Player Graphs in Destiny 2

Published in

Social Media: Theories, Ethics, and Analytics

6 min readOct 4, 2020

Determining player types in games is very much an open research question. Such methods can inform a game designer’s ability to balance their game and-or help designers retain players (note: there are different papers on hyperlinked of the previous words several of them from 2020, and this paper from last month: Player-Centered AI for Automatic Game Personalization: Open Problems is particularly relevant.).

Given that games are extremely expensive to make and that live games (games that are supported for years) are becoming more the norm in the industry, it makes sense that developers would want to create systems that can help retain players via e.g. automated personalization of game content.

One method of doing so would be to determine types of players and then provide players with content similar to the content they “enjoy” playing that way people continue to return to your game.

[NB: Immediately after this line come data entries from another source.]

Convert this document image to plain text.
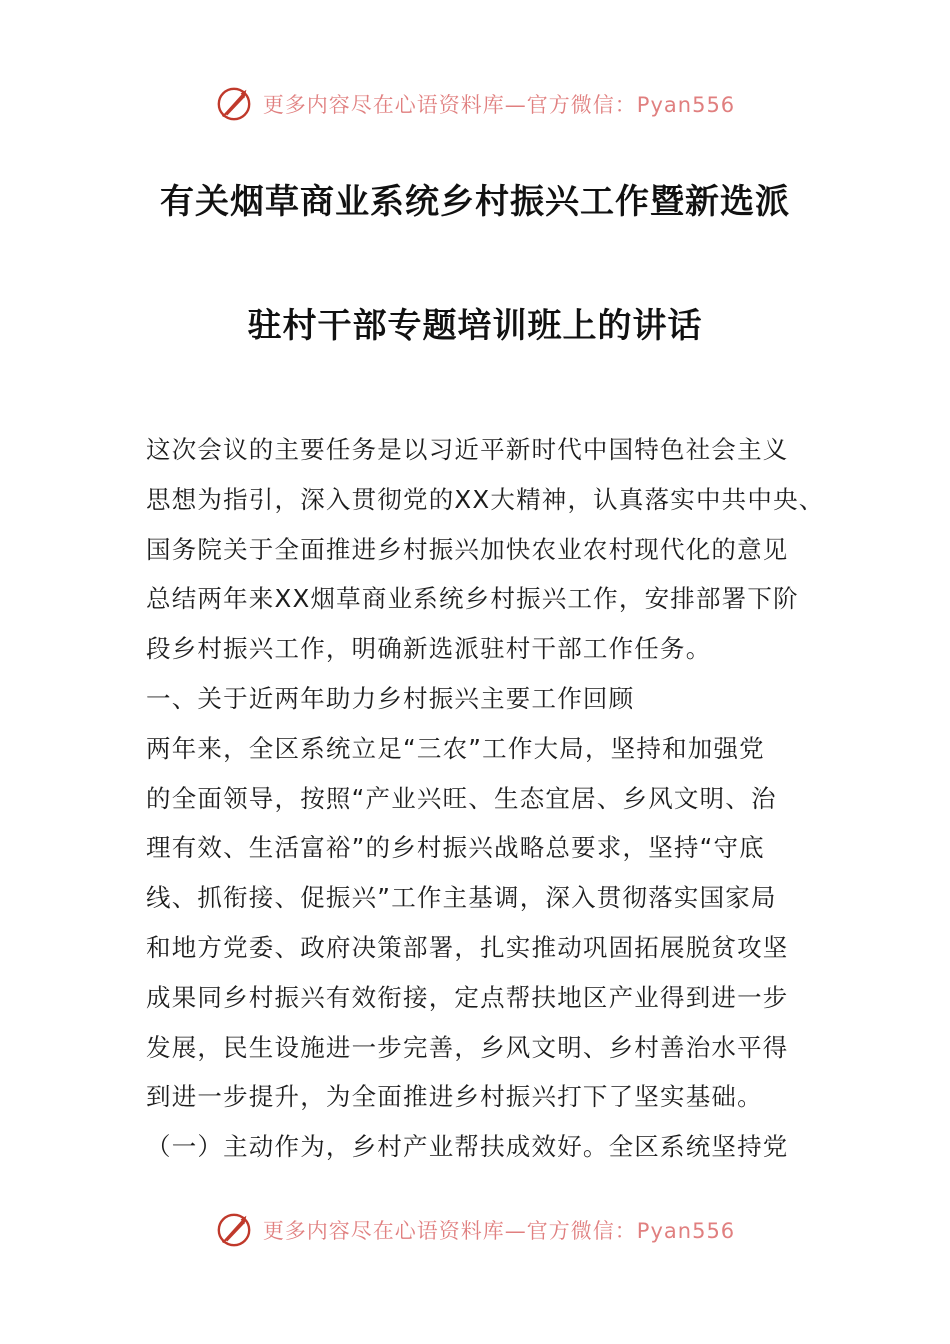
更多内容尽在心语资料库—官方微信：Pyan556
有关烟草商业系统乡村振兴工作暨新选派
驻村干部专题培训班上的讲话
这次会议的主要任务是以习近平新时代中国特色社会主义
思想为指引，深入贯彻党的XX大精神，认真落实中共中央、
国务院关于全面推进乡村振兴加快农业农村现代化的意见
总结两年来XX烟草商业系统乡村振兴工作，安排部署下阶
段乡村振兴工作，明确新选派驻村干部工作任务。
一、关于近两年助力乡村振兴主要工作回顾
两年来，全区系统立足“三农”工作大局，坚持和加强党
的全面领导，按照“产业兴旺、生态宜居、乡风文明、治
理有效、生活富裕”的乡村振兴战略总要求，坚持“守底
线、抓衔接、促振兴”工作主基调，深入贯彻落实国家局
和地方党委、政府决策部署，扎实推动巩固拓展脱贫攻坚
成果同乡村振兴有效衔接，定点帮扶地区产业得到进一步
发展，民生设施进一步完善，乡风文明、乡村善治水平得
到进一步提升，为全面推进乡村振兴打下了坚实基础。
（一）主动作为，乡村产业帮扶成效好。全区系统坚持党
更多内容尽在心语资料库—官方微信：Pyan556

Graph Structure, Visualization, and Statistics

Data:

Data was captured from the Bungie API using snowball sampling. I started with a single destiny player (myself), and pulled down my last 200 competitive PvP matches. I scraped out data about how I performed in those matches and then pulled down 200 matches for each other player I played with. The data was stored in a CSV file with nested indices of matchID, teamID, and playerID where each row of the dataset is one person’s statistics for a given match.

Structure:

To make the flat data above into a graph, we have two types of nodes. Weapon nodes and Player nodes. Player nodes are naturally the player’s unique ID, the weapon node is what type of weapons the person used in each match of collected data.

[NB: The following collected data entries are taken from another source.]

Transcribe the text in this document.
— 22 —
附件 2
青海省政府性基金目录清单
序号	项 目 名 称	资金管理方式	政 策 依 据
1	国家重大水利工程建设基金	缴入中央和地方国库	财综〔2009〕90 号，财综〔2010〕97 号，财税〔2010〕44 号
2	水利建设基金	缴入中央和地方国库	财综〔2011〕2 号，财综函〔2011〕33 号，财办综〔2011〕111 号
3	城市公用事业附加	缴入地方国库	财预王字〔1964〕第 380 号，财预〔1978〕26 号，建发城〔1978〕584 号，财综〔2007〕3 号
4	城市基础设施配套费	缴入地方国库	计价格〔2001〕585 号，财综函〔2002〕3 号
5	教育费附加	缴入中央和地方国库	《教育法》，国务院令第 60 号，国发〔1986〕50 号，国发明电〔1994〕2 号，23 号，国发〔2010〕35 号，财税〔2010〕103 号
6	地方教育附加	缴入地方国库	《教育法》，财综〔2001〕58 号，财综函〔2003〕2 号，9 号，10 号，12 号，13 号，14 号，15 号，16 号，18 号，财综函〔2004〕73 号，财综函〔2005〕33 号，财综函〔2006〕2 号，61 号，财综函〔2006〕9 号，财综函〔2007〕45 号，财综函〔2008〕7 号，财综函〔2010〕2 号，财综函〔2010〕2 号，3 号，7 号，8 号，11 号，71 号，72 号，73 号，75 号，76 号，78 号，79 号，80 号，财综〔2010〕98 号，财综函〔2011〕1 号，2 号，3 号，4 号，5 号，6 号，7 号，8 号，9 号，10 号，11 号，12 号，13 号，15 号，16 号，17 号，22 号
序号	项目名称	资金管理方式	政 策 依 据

verboseEdgeList = [(PlayerId, WeaponType), ... for each weapon for each player for each match]

Then the edges are combined into a single weighted edge that combined repetitive edges (i.e. if two edges are the same, combine them and increase the edge’s weight).

edgeCount = defaultdict(int)
[edgeCount[(PlayerId, WeaponType)] += 1 for (PlayerId, WeaponType) in verboseEdgeList]weightedEdges = []
for (PlayerId, WeaponType), w in edgeCount.items():
    weightedEdges.append((PlayerId, WeaponType, w))# weightedEdges
# [('aadharna', 'PR', 180),    # pulse rifle, 180 games used
#  ('aadharna', 'Shot', 188),  # shotgun,     188 games used
#  ('aadharna', 'Melee', 132), # melee
#  ('aadharna', 'Sup', 138),   # super
#  ('aadharna', 'sword', 78),  # sword
#  ... ]

We can then use these pieces to actually define our graph using the python-igraph library. (Note, I am planning on switching to NetworkX shortly since graphs in NX will naturally be accepted into neural network graph libraries.)

g = igraph.Graph.TupleList(weightedEdges, weights=True)

Visualization:

Edge weight is determined by weapon usage for the player, run through the natural log (since the distribution is highly skewed), normalized, and shifted by 0.25 (to ensure that lightly weighted edges are still visible in the graph)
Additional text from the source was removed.